Aux heures impaires

Eric LIBERGE

Futuropolis, 2008
Musée du Louvre T3 65 pages. 15 euros



Bastien est sourd-muet. Un peu perdu dans sa vie professionnelle, il vient au Louvre pour faire un stage de formation. Il y rencontre Fu Zhi Ha, gardien et sourd comme lui. Ce dernier va montrer à Bastien un envers du décor bien étrange des salles du plus grand musée du monde que l'on ne perçoit que durant les heures impaires, durant lesquelles il n'y a pas d'autres gardiens présents. Le vieux gardien veille en effet sur les âmes qui habitent les oeuvres d'art et leur offre le moyen de sortir de leur cadre.

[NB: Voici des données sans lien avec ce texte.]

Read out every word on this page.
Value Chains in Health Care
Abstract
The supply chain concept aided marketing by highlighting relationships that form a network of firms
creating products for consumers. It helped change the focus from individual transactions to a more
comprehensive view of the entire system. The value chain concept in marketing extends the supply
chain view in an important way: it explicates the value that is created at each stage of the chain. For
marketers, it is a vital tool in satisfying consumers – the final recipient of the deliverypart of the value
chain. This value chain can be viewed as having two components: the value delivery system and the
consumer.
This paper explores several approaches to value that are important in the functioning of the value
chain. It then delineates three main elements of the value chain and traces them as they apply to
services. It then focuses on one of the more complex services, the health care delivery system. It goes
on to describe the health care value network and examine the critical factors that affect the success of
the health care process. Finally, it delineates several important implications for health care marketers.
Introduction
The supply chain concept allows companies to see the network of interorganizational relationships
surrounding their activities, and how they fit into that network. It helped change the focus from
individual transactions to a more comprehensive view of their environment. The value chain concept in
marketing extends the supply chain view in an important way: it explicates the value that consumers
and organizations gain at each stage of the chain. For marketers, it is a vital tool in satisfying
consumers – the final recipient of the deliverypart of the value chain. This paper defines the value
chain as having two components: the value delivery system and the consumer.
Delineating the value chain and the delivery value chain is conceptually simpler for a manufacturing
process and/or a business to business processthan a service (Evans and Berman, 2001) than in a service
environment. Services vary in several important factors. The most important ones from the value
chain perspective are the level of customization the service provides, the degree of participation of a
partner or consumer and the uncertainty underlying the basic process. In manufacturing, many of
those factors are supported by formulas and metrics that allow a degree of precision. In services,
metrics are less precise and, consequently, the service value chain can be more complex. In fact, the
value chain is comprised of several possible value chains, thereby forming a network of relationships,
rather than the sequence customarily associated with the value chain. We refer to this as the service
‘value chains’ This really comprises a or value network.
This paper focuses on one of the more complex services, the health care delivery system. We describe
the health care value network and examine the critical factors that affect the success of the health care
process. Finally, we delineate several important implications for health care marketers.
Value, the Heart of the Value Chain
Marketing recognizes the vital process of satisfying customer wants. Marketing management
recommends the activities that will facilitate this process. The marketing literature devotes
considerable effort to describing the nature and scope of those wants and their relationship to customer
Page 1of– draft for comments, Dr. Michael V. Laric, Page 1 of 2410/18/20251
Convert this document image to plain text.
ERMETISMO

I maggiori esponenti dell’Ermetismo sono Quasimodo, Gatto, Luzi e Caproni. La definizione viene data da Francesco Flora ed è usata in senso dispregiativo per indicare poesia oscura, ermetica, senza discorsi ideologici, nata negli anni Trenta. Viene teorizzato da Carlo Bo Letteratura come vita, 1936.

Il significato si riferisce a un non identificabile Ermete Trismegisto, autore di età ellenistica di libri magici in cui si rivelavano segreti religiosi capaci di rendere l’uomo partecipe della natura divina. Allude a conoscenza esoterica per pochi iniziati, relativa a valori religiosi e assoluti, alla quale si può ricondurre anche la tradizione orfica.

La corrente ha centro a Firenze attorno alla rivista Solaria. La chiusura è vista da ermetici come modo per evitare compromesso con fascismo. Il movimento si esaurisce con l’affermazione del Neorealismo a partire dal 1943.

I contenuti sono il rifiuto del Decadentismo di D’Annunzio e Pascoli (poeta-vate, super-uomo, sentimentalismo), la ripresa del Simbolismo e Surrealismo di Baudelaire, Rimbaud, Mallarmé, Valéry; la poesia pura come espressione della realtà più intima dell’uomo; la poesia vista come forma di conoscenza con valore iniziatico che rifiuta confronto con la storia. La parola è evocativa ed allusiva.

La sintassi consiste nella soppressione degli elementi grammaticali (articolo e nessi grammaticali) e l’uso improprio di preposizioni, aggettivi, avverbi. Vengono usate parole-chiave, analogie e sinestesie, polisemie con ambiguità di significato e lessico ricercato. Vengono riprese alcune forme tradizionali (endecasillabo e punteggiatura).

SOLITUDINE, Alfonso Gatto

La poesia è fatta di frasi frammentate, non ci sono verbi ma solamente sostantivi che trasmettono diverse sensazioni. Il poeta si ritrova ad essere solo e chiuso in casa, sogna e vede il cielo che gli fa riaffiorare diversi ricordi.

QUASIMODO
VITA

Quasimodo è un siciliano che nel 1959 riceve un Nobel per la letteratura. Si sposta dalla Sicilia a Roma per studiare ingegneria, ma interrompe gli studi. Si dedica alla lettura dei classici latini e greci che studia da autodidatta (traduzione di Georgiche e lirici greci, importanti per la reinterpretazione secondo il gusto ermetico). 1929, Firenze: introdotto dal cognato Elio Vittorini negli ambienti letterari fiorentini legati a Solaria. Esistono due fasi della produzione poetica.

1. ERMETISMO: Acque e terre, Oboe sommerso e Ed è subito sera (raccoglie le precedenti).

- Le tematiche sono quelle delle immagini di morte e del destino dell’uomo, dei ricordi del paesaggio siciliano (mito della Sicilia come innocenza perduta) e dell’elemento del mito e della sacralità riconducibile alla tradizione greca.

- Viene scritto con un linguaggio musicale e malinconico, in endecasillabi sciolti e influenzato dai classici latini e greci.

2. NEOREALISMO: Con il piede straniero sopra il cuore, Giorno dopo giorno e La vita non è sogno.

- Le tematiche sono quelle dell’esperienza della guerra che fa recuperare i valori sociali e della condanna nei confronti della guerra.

Voici le troisième album que Futuropolis propose en coopération avec le Louvre, après Période glaciaire de Nicolas de Crécy et les Sous-sols du Révolu de Marc-Antoine Mathieu. Pour ce travail, Eric Liberge a eu carte blanche. L'auteur s'en sort très bien pour ce qui est du dessin. Les couleurs en demi-teinte du Louvre lui donne une vraie atmosphère de recueillement. Seules, des couleurs un peu plus affirmées viennent souligner l'étrange apparition des âmes des tableaux. L'ensemble donne une teinte de mystère qui colle au scénario de cet album.
Les personnages sont également une des réussites de ce nouvel album. Celui du vieux gardien de musée d'origine asiatique qui a su percevoir derrière le vernis ou le marbre des oeuvres ce qu'elles ont à dire de plus secret. C'est également une bonne idée d'avoir mis en scène un sourd muet : une catégorie que l'on ne voit pas souvent et dont les échanges en langage des signes ne sont pas simples à représenter en bd !
Concernant le scénario, le monde des musées qui sort de ses gonds durant la nuit pour entraîner les rares personnages présents dans une folle sarabande, ne me semble pas entièrement original. Cette plongée dans le fantastique est fréquente dans les oeuvres se passant dans les musées, à commencer par Belphégor et le fantôme du Louvre, un feuilleton télévisé sorti en 1965 et repris en film en 2001.
L'album est donc surtout à découvrir pour son dessin et ses couleurs. Une jolie liaison avec le Louvre.